1981’de yapılan seçimlerde 1976-1981 arasında Yürütülen ve zengini daha da zengin eden partizanca uygulamalar toplumun büyük bir kısmını bezdirmiş olacak ki 40 sandalyeli Mecliste 21 sandalyenin muhalefete geçmesine neden olmuştur. Cumhurbaşkanlığı seçimlerinde ise daha sandıktaki sayımlar bitmeden Elçilik müdahalesi ile %51 ile Denktaş’ın Ziya Rızkı’ya karşı kazandığı ilan edilmiştir.
21’i bulan muhalefet KTÖS balkonunda Hükumet ilanı yapmasına karşılık Denktaş Hükumeti kurma görevini UBP’ye vermiştir.

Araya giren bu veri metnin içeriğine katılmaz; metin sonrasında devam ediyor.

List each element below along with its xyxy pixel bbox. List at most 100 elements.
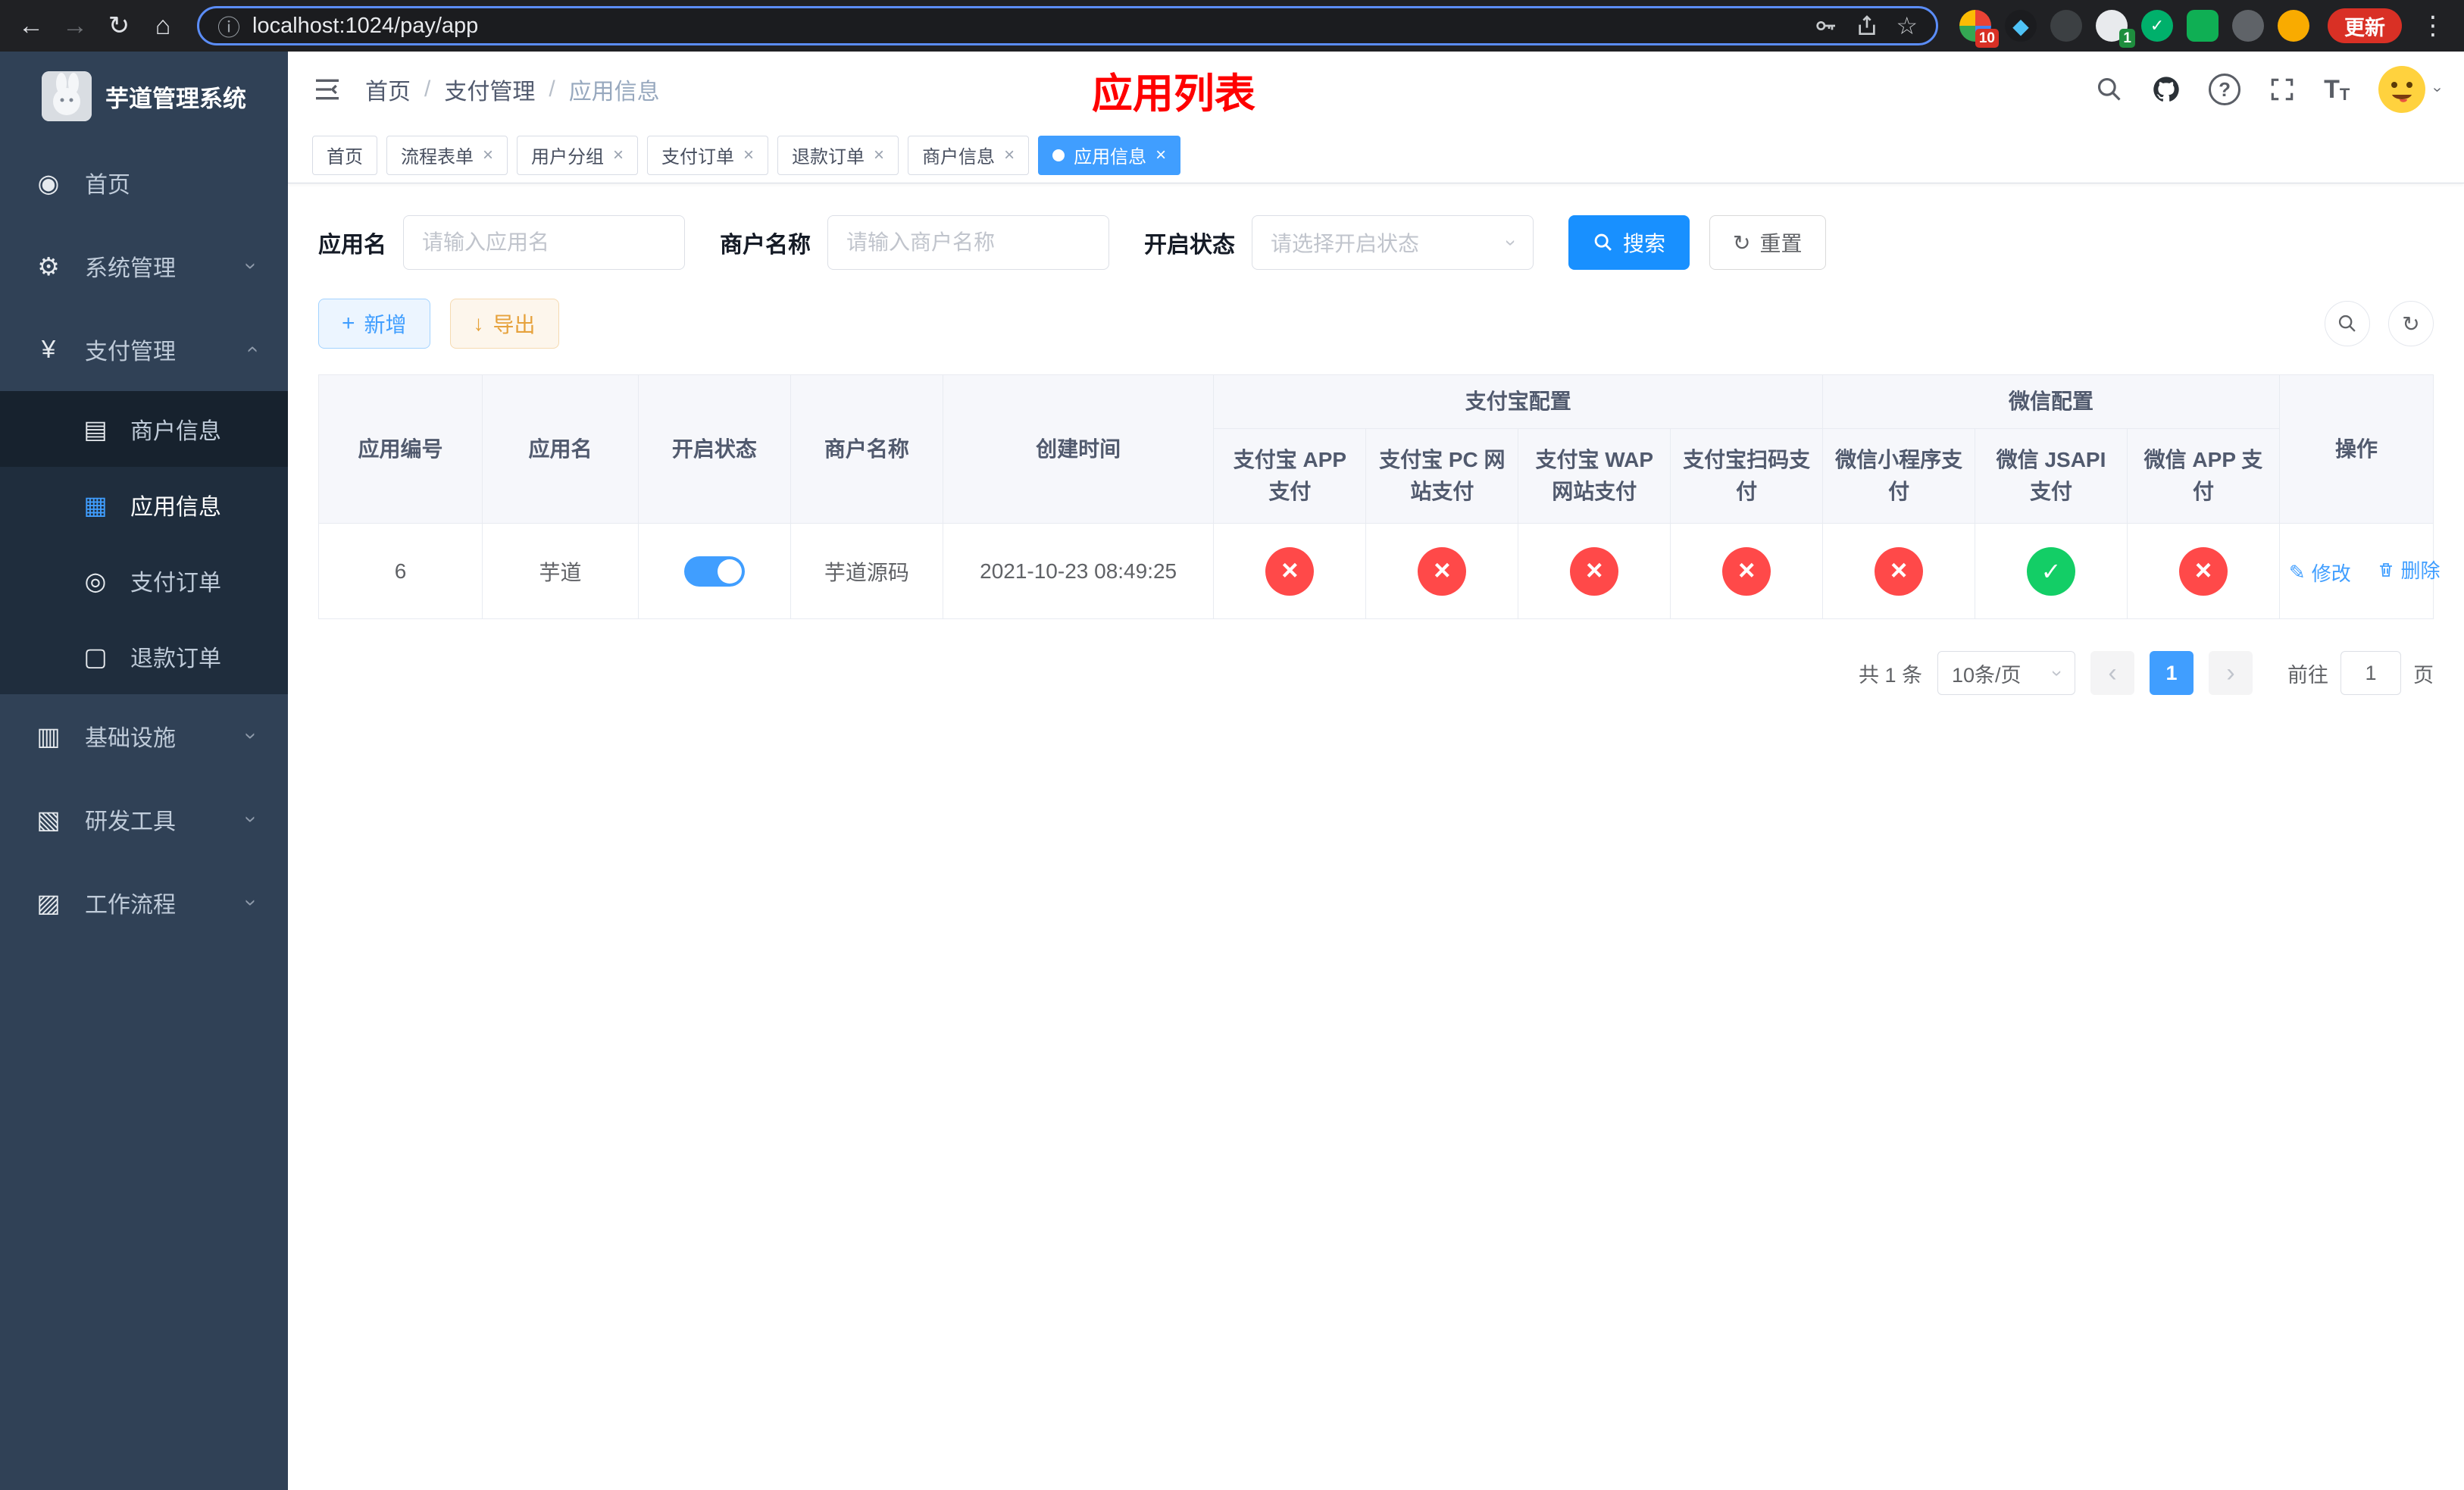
sidebar-item-merchant-info[interactable]: 商户信息 [0,391,288,467]
search-button-label: 搜索 [1623,232,1666,255]
share-icon[interactable] [1855,14,1879,38]
close-icon[interactable] [743,145,754,166]
delete-link[interactable]: 删除 [2377,556,2441,584]
alipay-pc-status-icon [1418,546,1467,596]
search-icon[interactable] [2095,75,2124,104]
fullscreen-icon[interactable] [2268,75,2297,104]
breadcrumb: 首页 / 支付管理 / 应用信息 [365,73,660,106]
table-mini-actions [2325,301,2434,346]
wx-app-status-icon [2178,546,2228,596]
extension-icon-4[interactable]: 1 [2096,10,2135,48]
breadcrumb-separator: / [424,77,431,102]
sidebar-item-home[interactable]: 首页 [0,141,288,224]
search-icon [2338,315,2356,332]
sidebar-item-pay[interactable]: 支付管理 › [0,308,288,391]
chevron-down-icon: › [239,815,264,823]
extension-icon-7[interactable] [2232,10,2264,42]
extension-icon-1[interactable]: 10 [1959,10,1999,48]
export-button[interactable]: 导出 [449,299,559,349]
cell-merchant: 芋道源码 [790,523,943,619]
export-button-label: 导出 [492,313,536,337]
reset-button[interactable]: 重置 [1709,215,1826,270]
extension-icon-6[interactable] [2187,10,2219,42]
home-icon[interactable] [142,5,183,46]
key-icon[interactable] [1814,14,1838,38]
tab-label: 首页 [327,147,363,167]
tab-home[interactable]: 首页 [312,135,377,175]
tab-app-info[interactable]: 应用信息 [1038,135,1181,175]
col-header-alipay-qr: 支付宝扫码支付 [1670,428,1824,524]
extensions-row: 10 ◆ 1 ✓ [1959,10,2309,48]
app-name-label: 应用名 [318,233,386,258]
close-icon[interactable] [874,145,884,166]
workflow-icon [33,888,64,918]
user-menu[interactable] [2377,64,2440,114]
chevron-down-icon: › [239,732,264,740]
col-group-alipay: 支付宝配置 [1213,374,1824,429]
tab-refund-order[interactable]: 退款订单 [777,135,899,175]
col-header-alipay-app: 支付宝 APP 支付 [1213,428,1367,524]
alipay-wap-status-icon [1570,546,1619,596]
help-icon[interactable] [2209,74,2241,105]
sidebar-item-system[interactable]: 系统管理 › [0,224,288,308]
close-icon[interactable] [483,145,493,166]
prev-page-button[interactable] [2090,651,2134,695]
sidebar-item-infra[interactable]: 基础设施 › [0,694,288,778]
pencil-icon [2289,561,2306,584]
url-text[interactable]: localhost:1024/pay/app [252,14,1802,39]
col-header-merchant: 商户名称 [790,374,943,524]
page-size-select[interactable]: 10条/页 [1937,651,2075,695]
edit-link[interactable]: 修改 [2289,559,2351,587]
fontsize-icon[interactable] [2324,75,2350,105]
bookmark-star-icon[interactable] [1896,11,1918,40]
filter-status: 开启状态 请选择开启状态 [1144,215,1534,270]
sidebar-item-label: 工作流程 [85,893,176,918]
tab-pay-order[interactable]: 支付订单 [647,135,769,175]
refund-icon [80,642,111,671]
forward-icon[interactable] [55,5,95,46]
hamburger-icon[interactable] [312,74,342,105]
tab-user-group[interactable]: 用户分组 [517,135,639,175]
main-area: 首页 / 支付管理 / 应用信息 应用列表 ? T T › 首页 流程表单 × … [288,52,2464,1490]
sidebar-item-refund-order[interactable]: 退款订单 [0,618,288,694]
page-size-value: 10条/页 [1952,663,2022,687]
sidebar-item-workflow[interactable]: 工作流程 › [0,861,288,944]
goto-page-input[interactable] [2340,651,2401,695]
add-button-label: 新增 [364,313,407,337]
page-1-button[interactable]: 1 [2150,651,2194,695]
refresh-table-button[interactable] [2388,301,2434,346]
add-button[interactable]: 新增 [318,299,430,349]
status-select[interactable]: 请选择开启状态 [1252,215,1534,270]
back-icon[interactable] [11,5,52,46]
github-icon[interactable] [2151,74,2181,105]
next-page-button[interactable] [2209,651,2253,695]
extension-icon-5[interactable]: ✓ [2141,10,2173,42]
toggle-search-button[interactable] [2325,301,2370,346]
sidebar-item-pay-order[interactable]: 支付订单 [0,543,288,618]
extension-icon-2[interactable]: ◆ [2005,10,2037,42]
extension-icon-3[interactable] [2050,10,2082,42]
chevron-down-icon: › [239,899,264,906]
sidebar-item-app-info[interactable]: 应用信息 [0,467,288,543]
sidebar-item-devtools[interactable]: 研发工具 › [0,778,288,861]
search-button[interactable]: 搜索 [1568,215,1690,270]
breadcrumb-pay[interactable]: 支付管理 [444,73,535,106]
close-icon[interactable] [1155,145,1166,166]
tab-process-form[interactable]: 流程表单 [386,135,508,175]
address-bar[interactable]: localhost:1024/pay/app [197,6,1938,45]
browser-update-button[interactable]: 更新 [2328,8,2402,43]
breadcrumb-current: 应用信息 [568,80,660,105]
browser-chrome: localhost:1024/pay/app 10 ◆ 1 ✓ 更新 [0,0,2464,52]
tab-merchant-info[interactable]: 商户信息 [908,135,1030,175]
merchant-input[interactable] [827,215,1109,270]
extension-icon-8[interactable] [2278,10,2309,42]
browser-menu-icon[interactable] [2412,5,2453,46]
close-icon[interactable] [1004,145,1015,166]
avatar[interactable] [2377,64,2427,114]
reload-icon[interactable] [98,5,139,46]
status-toggle[interactable] [683,556,745,587]
app-name-input[interactable] [403,215,685,270]
site-info-icon[interactable] [217,9,240,42]
breadcrumb-home[interactable]: 首页 [365,73,411,106]
close-icon[interactable] [613,145,624,166]
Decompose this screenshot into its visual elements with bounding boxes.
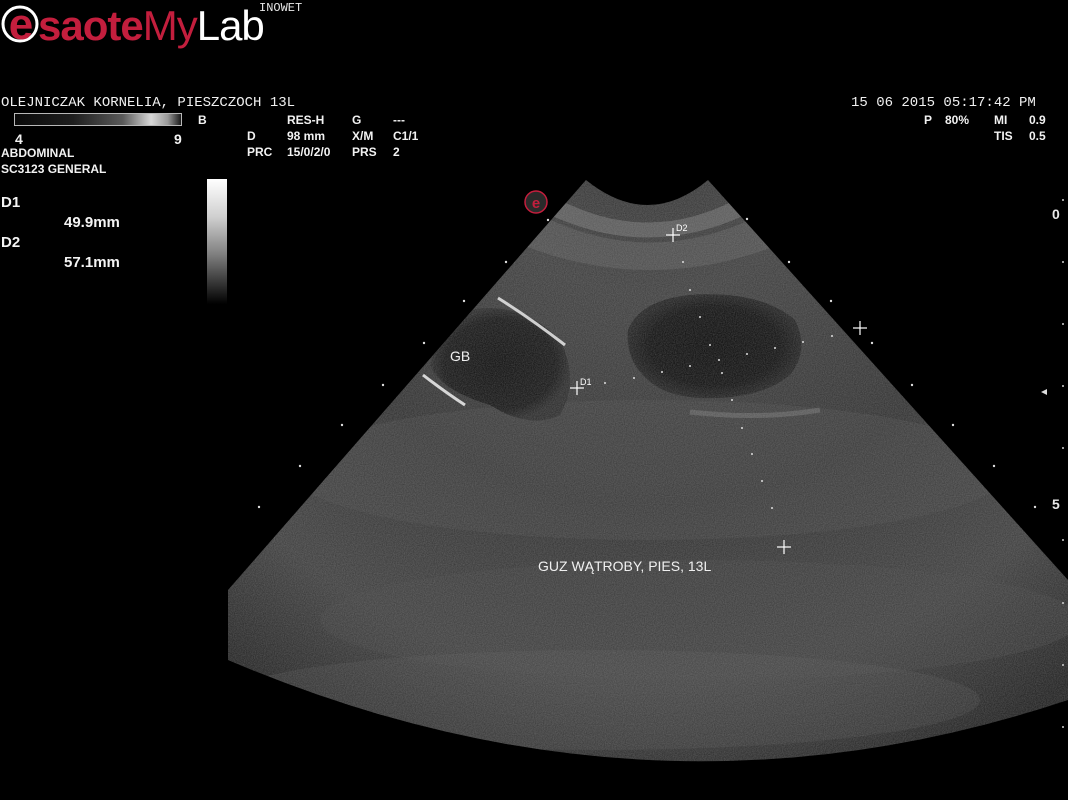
patient-name: OLEJNICZAK KORNELIA, PIESZCZOCH 13L <box>1 95 296 111</box>
depth-scale-5: 5 <box>1052 496 1060 512</box>
station-name: INOWET <box>259 1 303 15</box>
mi-value: 0.9 <box>1029 113 1046 127</box>
measurement-d1-value: 49.9mm <box>64 214 120 231</box>
param-depth-value: 98 mm <box>287 129 326 143</box>
grayscale-map-strip <box>207 179 227 304</box>
measurement-d2-value: 57.1mm <box>64 254 120 271</box>
param-xm-value: C1/1 <box>393 129 419 143</box>
tis-label: TIS <box>994 129 1013 143</box>
esaote-logo-icon: e <box>1 2 39 44</box>
param-xm-label: X/M <box>352 129 374 143</box>
param-g-label: G <box>352 113 362 127</box>
power-label: P <box>924 113 933 127</box>
measurement-d1-label: D1 <box>1 194 21 211</box>
mi-label: MI <box>994 113 1008 127</box>
param-prc-label: PRC <box>247 145 273 159</box>
caliper-d1-marker: D1 <box>580 377 592 387</box>
grayscale-bar <box>14 113 182 126</box>
image-caption: GUZ WĄTROBY, PIES, 13L <box>538 558 712 574</box>
focus-marker-icon <box>1041 389 1047 395</box>
param-prs-label: PRS <box>352 145 377 159</box>
gallbladder-label: GB <box>450 348 471 364</box>
application-preset: ABDOMINAL <box>1 146 75 160</box>
measurement-d2-label: D2 <box>1 234 21 251</box>
svg-text:e: e <box>9 2 33 44</box>
param-prs-value: 2 <box>393 145 400 159</box>
exam-date-time: 15 06 2015 05:17:42 PM <box>851 95 1036 111</box>
grayscale-max-label: 9 <box>174 131 182 147</box>
depth-scale-0: 0 <box>1052 206 1060 222</box>
svg-text:e: e <box>532 195 540 212</box>
caliper-d2-marker: D2 <box>676 223 688 233</box>
mode-label: B <box>198 113 207 127</box>
tis-value: 0.5 <box>1029 129 1046 143</box>
param-prc-value: 15/0/2/0 <box>287 145 331 159</box>
power-value: 80% <box>945 113 970 127</box>
grayscale-min-label: 4 <box>15 131 23 147</box>
param-g-value: --- <box>393 113 405 127</box>
probe-info: SC3123 GENERAL <box>1 162 107 176</box>
brand-wordmark: saoteMyLab <box>38 2 265 49</box>
param-depth-label: D <box>247 129 256 143</box>
param-res: RES-H <box>287 113 325 127</box>
esaote-watermark-icon: e <box>524 190 548 214</box>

UBP’nin kurduğu azınlık hükumeti güvensizlik önergesi ile düşürülmüş ama müdahalelerle 21’lik Hükumet kurulamamıştır.
Önce Konuk ve Kotak caymış sonra da TKP üç fire vermiş ve arkasından UBP+Bu beşli sayıyı tamamlayarak yeni bir Hükümet kurulmuştur.
Bu yeni Hükumetin ilk hedefi sandıktan güçlü çıkan TKP’yi parçalamak ve yasayı değiştirerek bundan sonraki seçimlerde Zita Rızkı’nın adaylığını engellemek olmuştur. Her iki konuda da başarılı olmuştur. Artık bundan sonraki seçimlerde TKP hep küçülmüş büyüme hızı CTP’ye evrilmiştir.
1985 seçimlerinde yine UBP vardır ama tek başına çoğunluk sağlayamadığından küçülen TKP ile hükümet kurmuştur.Kurulan bu Hükumet Özal’ın Kıbrıs’a gelip ‘’Artık üretmden vazgeçin biz size bakarız’’önerisine kadar sürmüş,reddeden TKP Hükümetten çekilmiş kabul eden UBP toluna devam etmiştir.1993’e kadar gerek azınlık hükümetleri gerekse 1990’da antidemokratik seçim yasası ile Hükümete gelen UBP bölünerek 1993 seçimlerine girmiş ve Hükümeti DP-CTP ortaklığına bırakmıştır.
Bu seçimler sonrası yaşadıklarımız da UBP yönetiminden farklı olmamış hep paketler yolu ile Kıbrıs’ın Türkiye’ye yönetimsel bağlantısını artımıştır.Tek değişiklik bu dönemde DP ve CTP’nin Devlette kadrolarının oluşturulması olmuştur.
Annan planı toplumsal bir çıkış noktası idi Türkiye bu planı Rum tarafının Hayır diyeceğini bile bile AB’den doğrudan görüşme tarihi almak için desteklemiştir.
Bu dönemde Hükümeti ve Cumhurbaşkanlığını eline geçiren CTP da Türkiye’nin isteklerini yaparak halkın gözünde küçülmüş yapılan ilk seçimlerde ve hem hükümeti hem de Cumhurbaşkanlığını UBP’ye teslim etmiştir.
Bütün bu dönemlerde çıkartılan tüm yasalar oluşturulan tüm sermaye ve en önemlisi Bize ait yer üstü ve yer altı kaynaklarımız hep Türkiye’ye veya onun işaret ettiklerine verilerek toplum BESLEME haline getirilmiştir.
Başlarda açık seçik müdahaleler yapılırken artık direk müdahaleler yapılarak KKTC’de artık yöneten değil yönetilenler Hükümet ve Cumhurbaşkanı olabilmektedir.
Yani adanın kuzeyi adı konmayan bir ilhak durumundadır. Üstelik bu egemenliklerini ağlayacak yeteri oya da sahiptirler.
Hala daha her yıl ortalama (en az)2500 yeni vatandaş yapıldığı düşünülürse 47 yıl içinde ilk gelen nüfus ile artık sandığın egemenliğinin artık Türkiye tarafından yönetilen ve hemen hemen hepsinin çift vatandaş olan bu kesimin oyuna bağlı olduğu aşikârdır.
Sonuç olarak Adanın Güneyinde Anavatanı ile iki ayrı dost bağımsız devlet ilişkisi oluşurken adanın Güneyinde Türkiye’ye bağımlı bırakın ana yavru ilişkisini Egemenliğinin seçim yolu da dâhil her alanda belirgin olduğu iradesi olmayan bir besleme toplum oluşmuştur.Hiç bir tanınmışlığı olmayan tutsak bir toplum.
Üzücü tarafı da hala daha bu sorunu çözecek iradenin oluşmasının mümkün olmadığıdır.